Non-farm Payrolls strong as markets are unsure what to do
Joe Perry March 5, 2021 4:15 PM
The Fed’s focus right now is on jobs!
The NFP report showed a strong print in February for the headline number at +379,000 jobs created vs an expectation of +180,000. In addition, the January print was revised to +166,000 vs +49,000 previously. The unemployment rate beat as well, coming in at 6.2% vs 6.3% in January. Average hourly earnings remained unchanged at 0.2% MoM.
Although the market has been telling the Fed to be concerned about rising inflation expectations (by way for selling bonds, which raises yields), Powell indicated that they are not worried about inflation and they are even willing to let it run “hot” for a while, above their self-mandated 2%-3% target. The Fed’s focus right now is on JOBS, and the 10,000,000 that have not returned since the coronavirus struck 1 year ago. Although +379,000 doesn’t put much of a dent in that number, it does help. Most of these jobs were in the hospitality industry, which is beginning to see a return of workers. +355,000 were added in the hospitality sector. Although some people look at these as low wage jobs, these are many of the 10,000,000 jobs that were lost due to the pandemic. As the vaccine rollout continues, and the economy continues “reopening”, watch for jobs in this sector to continue to increase.
Yields spiked and stock indices initially moved lower on the NFP release. (Dare we say that stocks move higher and bonds move lower on good news?) However, the markets came back to their reverse logic, where good news is bad because it means the Fed may move up the “taper” timeline. 10-year yields reached a high of 1.622 today, after putting in a low of 1.39 on Wednesday! Although there is still time left in the day, a close below 1.537 on a daily timeframe would indicate a shooting star formation, and a possible pullback. 1.500 now acts as round number phycological support and Wednesday’s low of 1.49 confluences with the rising trendline from late January, acting as next support.
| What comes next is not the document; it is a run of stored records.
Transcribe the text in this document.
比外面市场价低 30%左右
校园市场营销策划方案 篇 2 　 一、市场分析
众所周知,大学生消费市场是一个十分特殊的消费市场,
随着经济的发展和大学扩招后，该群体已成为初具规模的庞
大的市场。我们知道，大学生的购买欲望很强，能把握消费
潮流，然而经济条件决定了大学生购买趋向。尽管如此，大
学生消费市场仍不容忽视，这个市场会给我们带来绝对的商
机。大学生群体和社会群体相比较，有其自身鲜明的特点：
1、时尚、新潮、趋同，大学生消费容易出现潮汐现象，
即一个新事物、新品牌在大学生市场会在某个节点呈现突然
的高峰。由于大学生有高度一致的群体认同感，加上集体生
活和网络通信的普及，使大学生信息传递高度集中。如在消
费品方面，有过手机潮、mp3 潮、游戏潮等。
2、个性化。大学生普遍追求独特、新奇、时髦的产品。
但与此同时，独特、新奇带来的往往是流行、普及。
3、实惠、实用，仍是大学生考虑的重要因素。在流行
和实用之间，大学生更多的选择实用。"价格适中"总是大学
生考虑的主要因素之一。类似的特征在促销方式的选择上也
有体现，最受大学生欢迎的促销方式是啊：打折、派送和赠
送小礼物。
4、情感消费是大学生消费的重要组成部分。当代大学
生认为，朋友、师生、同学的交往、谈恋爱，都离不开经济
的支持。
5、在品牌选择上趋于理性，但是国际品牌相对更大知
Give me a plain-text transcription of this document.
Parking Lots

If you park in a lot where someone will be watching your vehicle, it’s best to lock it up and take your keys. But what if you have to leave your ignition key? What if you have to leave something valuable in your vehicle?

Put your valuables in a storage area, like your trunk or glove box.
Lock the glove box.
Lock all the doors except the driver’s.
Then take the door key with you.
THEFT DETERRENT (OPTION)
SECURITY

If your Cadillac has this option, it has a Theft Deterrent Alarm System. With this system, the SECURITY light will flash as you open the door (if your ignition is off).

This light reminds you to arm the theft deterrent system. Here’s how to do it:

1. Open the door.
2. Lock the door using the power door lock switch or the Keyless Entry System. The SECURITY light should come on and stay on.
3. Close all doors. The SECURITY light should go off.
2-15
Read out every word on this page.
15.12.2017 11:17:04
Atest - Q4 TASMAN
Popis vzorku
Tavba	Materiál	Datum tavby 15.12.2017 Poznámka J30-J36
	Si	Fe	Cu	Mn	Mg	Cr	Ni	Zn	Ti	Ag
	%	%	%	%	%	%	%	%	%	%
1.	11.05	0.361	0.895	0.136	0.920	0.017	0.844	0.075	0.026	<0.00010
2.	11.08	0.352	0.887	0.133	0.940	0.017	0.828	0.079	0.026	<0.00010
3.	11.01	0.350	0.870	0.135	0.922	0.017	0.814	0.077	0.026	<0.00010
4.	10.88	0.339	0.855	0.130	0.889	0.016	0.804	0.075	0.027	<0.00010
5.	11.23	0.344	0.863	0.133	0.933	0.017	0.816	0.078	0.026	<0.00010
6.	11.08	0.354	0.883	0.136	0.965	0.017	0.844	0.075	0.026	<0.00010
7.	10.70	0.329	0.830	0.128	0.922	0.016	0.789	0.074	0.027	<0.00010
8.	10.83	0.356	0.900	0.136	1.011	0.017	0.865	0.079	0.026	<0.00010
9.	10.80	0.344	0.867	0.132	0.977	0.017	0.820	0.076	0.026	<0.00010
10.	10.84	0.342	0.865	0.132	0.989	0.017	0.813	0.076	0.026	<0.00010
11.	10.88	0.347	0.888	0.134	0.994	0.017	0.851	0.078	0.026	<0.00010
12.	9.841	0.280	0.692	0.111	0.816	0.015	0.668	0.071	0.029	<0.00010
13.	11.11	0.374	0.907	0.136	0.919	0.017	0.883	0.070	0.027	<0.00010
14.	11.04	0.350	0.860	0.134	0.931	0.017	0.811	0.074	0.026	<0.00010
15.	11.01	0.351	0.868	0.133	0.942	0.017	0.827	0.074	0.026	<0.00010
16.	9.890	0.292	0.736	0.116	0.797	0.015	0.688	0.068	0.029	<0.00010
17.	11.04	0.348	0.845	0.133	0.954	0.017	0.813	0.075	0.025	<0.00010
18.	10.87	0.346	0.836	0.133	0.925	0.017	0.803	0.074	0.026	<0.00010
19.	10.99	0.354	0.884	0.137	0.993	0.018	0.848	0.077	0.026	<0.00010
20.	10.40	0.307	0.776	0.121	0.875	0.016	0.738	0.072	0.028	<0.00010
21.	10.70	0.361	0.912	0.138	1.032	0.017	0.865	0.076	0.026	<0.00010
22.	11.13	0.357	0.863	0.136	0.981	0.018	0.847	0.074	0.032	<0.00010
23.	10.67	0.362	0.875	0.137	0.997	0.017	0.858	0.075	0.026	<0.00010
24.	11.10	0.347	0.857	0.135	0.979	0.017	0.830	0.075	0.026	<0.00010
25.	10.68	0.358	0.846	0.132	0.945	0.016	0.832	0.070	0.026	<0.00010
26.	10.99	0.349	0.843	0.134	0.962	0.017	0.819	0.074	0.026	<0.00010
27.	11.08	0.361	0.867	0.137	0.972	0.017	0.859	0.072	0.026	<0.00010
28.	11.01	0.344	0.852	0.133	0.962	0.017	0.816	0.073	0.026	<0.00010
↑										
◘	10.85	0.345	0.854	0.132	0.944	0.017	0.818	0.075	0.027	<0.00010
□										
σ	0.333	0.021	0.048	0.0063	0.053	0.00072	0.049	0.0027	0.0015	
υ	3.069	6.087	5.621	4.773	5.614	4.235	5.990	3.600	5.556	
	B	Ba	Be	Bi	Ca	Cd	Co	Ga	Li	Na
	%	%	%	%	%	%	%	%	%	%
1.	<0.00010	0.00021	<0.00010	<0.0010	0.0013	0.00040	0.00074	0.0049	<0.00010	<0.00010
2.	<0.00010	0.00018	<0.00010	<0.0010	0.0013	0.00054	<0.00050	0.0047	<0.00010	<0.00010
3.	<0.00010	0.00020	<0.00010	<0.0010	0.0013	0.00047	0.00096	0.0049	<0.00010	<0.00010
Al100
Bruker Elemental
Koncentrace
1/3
Horizontal resistance from December 2019 crosses above at 1.683.
Source: Tradingview, City Index
The US Dollar has been on fire lately. On the release today, the US Dollar Index spiked to horizontal resistance from November 2020 and the 61.8% Fibonacci retracement level from the November 4th highs to the January 6th lows, near 92.20. Above here, the next meaningful resistance level at this point doesn’t cross until 93.25, where a short-term trendline from earlier in the year confluences with a long-term upward sloping trendline from Spring 2011! Support is back at today’s lows at 91.92, which is also near the 50% retracement level of the previously mentioned timeframe and the highs in early February. Below there, resistance is at the March 4th highs near 91.40.
Source: Tradingview, City Index
The market is unsure right now. Do more jobs mean tapering sooner? One print does not equal a trend. Given the Fed’s expectations that inflation job numbers will remain low, don’t expect them to show signs of tapering soon. However, along with focusing on inflation components of economic data, markets will be closely monitoring the jobs components as well!